We continue our love-affair with Frank Lloyd Wright’s homes today with a short history of our latest crush, the Elam House.
“The mission of an architect is to help people understand how to make life more beautiful…”Frank Lloyd Wright
Inspired by a 1948 trip to Wright’s home, Taliesin, S P Elam and his wife hired Wright, then in his eighties, to design their nearby home in southern Wisconsin. The result: A five-bedroom, six-bath masterpiece, the second largest Usonian home in Wright’s portfolio.
One of his most iconic designs, the Elam House delights with its unmistakable lines: an upswept roof and cantilevered balcony, supported by massive limestone piers mined from a quarry close to Taliesin. The finishing touches underscore Wright’s design sensibilities: white cypress, floor-to-ceiling fireplaces, and over 100 windows throughout.
The Elam family sold the home to the Warren Plunkett family in 1959. Son Peter Plunkett now owns the home and resides there still today.

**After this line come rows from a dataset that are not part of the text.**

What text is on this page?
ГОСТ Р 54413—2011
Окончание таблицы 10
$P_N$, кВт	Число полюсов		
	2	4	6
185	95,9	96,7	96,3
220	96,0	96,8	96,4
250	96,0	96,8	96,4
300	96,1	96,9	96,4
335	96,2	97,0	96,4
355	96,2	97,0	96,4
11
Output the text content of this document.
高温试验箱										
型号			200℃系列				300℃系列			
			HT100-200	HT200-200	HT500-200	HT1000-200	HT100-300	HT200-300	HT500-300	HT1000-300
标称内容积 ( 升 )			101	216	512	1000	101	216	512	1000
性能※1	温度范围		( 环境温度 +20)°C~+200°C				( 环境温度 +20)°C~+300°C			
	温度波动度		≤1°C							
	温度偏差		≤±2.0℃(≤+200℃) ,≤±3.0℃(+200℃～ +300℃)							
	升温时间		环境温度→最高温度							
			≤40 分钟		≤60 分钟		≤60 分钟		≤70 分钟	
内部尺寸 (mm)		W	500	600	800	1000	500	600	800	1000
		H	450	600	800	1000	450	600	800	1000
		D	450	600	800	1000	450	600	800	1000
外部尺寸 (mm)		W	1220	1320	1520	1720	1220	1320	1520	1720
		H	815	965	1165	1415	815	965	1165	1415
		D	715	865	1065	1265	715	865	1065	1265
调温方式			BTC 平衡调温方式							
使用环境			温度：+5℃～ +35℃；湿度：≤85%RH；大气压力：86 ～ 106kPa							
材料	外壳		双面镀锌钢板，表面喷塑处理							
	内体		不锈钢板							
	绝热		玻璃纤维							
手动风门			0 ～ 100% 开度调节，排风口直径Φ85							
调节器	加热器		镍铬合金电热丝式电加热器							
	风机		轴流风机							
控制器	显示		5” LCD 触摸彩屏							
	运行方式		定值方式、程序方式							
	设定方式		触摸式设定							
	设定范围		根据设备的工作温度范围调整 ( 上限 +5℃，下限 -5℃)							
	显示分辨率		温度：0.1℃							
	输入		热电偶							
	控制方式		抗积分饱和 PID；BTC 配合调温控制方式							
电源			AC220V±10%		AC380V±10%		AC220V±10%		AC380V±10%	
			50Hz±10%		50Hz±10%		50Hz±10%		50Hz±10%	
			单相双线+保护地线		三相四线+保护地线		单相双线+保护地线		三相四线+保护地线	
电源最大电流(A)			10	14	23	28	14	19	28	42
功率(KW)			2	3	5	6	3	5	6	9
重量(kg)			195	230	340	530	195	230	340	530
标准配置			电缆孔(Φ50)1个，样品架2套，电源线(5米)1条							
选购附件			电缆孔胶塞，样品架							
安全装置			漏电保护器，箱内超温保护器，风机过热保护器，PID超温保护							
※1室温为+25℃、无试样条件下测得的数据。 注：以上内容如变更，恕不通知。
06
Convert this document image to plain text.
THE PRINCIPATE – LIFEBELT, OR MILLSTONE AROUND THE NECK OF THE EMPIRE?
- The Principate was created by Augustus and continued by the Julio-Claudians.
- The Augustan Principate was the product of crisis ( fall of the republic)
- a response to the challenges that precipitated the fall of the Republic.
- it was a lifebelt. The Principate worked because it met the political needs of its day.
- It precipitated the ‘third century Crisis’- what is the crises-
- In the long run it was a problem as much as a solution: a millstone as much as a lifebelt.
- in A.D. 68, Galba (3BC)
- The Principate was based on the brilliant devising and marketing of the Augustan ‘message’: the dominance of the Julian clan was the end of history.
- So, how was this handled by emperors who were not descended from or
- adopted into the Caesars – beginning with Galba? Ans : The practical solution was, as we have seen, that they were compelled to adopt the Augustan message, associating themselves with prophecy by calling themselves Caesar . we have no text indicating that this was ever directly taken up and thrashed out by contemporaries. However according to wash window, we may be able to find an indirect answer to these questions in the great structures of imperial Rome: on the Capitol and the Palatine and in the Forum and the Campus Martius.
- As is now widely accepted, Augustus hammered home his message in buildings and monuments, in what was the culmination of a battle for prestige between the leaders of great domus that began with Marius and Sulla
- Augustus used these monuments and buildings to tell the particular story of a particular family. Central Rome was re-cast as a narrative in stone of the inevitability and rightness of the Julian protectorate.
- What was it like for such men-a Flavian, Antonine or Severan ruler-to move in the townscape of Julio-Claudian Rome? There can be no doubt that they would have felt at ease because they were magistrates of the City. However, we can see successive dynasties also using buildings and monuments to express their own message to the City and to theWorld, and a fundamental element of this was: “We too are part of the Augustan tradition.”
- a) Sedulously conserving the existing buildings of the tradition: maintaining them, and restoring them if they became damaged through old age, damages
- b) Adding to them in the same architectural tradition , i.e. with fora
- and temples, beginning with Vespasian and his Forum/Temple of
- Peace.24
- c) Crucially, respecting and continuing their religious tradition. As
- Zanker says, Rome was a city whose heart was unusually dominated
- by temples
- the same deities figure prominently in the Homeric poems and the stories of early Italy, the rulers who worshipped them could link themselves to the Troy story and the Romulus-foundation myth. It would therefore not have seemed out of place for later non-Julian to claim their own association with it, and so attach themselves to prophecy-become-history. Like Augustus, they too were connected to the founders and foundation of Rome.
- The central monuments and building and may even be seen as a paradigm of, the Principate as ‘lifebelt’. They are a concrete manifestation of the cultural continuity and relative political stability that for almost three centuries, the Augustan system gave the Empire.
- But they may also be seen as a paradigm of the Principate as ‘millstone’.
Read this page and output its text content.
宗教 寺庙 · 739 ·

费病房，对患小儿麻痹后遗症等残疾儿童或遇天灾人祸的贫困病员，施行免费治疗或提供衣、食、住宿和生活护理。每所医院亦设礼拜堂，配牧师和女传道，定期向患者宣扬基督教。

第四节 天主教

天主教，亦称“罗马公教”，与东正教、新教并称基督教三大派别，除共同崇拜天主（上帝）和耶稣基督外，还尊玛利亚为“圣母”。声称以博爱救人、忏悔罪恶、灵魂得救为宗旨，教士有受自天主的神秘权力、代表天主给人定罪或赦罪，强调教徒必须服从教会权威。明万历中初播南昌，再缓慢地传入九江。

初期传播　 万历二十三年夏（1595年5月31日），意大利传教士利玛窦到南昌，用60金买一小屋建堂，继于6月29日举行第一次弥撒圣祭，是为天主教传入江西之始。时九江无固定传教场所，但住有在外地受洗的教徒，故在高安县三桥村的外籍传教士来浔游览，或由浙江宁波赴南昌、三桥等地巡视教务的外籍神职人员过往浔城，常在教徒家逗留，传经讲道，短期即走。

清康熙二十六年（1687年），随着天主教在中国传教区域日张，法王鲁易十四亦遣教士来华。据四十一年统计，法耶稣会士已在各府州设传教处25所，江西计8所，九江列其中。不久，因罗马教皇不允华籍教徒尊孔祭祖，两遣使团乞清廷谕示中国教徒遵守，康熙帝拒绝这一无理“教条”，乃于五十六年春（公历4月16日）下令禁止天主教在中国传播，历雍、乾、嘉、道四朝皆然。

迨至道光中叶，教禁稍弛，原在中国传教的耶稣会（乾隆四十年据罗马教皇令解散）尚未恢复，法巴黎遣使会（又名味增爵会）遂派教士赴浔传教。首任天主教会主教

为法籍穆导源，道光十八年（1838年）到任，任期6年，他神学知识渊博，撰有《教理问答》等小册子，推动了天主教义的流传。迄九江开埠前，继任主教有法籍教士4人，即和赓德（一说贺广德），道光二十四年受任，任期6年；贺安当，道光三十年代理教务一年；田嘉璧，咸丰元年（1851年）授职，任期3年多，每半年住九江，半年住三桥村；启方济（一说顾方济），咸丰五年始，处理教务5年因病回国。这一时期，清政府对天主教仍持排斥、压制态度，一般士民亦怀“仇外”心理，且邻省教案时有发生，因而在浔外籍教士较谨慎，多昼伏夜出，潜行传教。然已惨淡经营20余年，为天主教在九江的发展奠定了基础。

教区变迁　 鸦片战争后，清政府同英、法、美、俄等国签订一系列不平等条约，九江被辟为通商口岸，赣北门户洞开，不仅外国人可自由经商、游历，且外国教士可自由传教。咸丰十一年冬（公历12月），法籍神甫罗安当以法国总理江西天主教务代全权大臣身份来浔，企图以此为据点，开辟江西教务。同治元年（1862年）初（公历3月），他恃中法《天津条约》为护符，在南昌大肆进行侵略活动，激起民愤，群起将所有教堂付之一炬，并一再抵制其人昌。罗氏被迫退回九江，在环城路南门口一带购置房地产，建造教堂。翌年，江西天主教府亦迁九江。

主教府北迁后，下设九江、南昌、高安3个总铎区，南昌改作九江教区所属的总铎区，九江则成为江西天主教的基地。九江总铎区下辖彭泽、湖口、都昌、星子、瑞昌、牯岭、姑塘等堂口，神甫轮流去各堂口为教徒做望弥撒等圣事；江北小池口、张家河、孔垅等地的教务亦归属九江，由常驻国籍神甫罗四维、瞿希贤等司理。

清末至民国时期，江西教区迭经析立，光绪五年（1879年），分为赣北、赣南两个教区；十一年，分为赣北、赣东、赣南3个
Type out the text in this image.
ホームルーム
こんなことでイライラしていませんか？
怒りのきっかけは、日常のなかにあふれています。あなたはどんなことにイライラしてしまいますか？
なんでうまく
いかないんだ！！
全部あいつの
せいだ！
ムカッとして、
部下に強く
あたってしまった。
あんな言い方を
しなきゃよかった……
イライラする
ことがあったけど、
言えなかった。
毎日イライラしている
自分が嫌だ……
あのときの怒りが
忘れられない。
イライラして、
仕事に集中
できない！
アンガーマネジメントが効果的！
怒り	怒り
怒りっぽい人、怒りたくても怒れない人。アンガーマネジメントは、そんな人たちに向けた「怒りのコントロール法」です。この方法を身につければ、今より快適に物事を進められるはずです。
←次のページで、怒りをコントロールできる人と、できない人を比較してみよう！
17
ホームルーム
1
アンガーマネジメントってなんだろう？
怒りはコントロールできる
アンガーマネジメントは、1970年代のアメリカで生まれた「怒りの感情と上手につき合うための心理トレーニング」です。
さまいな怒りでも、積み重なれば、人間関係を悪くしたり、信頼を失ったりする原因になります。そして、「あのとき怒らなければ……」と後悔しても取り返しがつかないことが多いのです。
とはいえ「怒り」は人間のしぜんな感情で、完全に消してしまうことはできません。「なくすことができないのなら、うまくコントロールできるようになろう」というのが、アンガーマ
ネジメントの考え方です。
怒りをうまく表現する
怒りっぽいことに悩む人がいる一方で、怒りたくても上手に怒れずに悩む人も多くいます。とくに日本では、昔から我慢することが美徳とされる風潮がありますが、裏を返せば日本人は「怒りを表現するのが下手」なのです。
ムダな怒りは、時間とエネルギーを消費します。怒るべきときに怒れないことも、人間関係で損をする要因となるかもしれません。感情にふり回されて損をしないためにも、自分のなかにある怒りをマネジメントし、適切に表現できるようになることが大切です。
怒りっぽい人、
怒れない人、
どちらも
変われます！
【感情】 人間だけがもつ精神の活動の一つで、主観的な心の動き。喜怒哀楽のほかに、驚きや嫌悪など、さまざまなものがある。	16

Merry Maker Tip: Good news! The home’s Terrace Suite is offered for overnight stays and includes access to the grounds and a tour of main home. Info here: theelamhouse.com
Read about another one of our favorite Frank Lloyd Wright homes, FallingWater, here.
What is a Usonian home?
The phrase Usonian was coined by Wright to describe simple, stylish homes of moderate cost and size, designed for America’s middle-class families. Hallmarks of the homes include low, flat roofs with cantilevered overhangs; natural materials such as stone, wood and glass; one-story, open floor plans averaging 1500 sq. ft. with no basement or attic. Sadly, only 60 of these homes were ever built.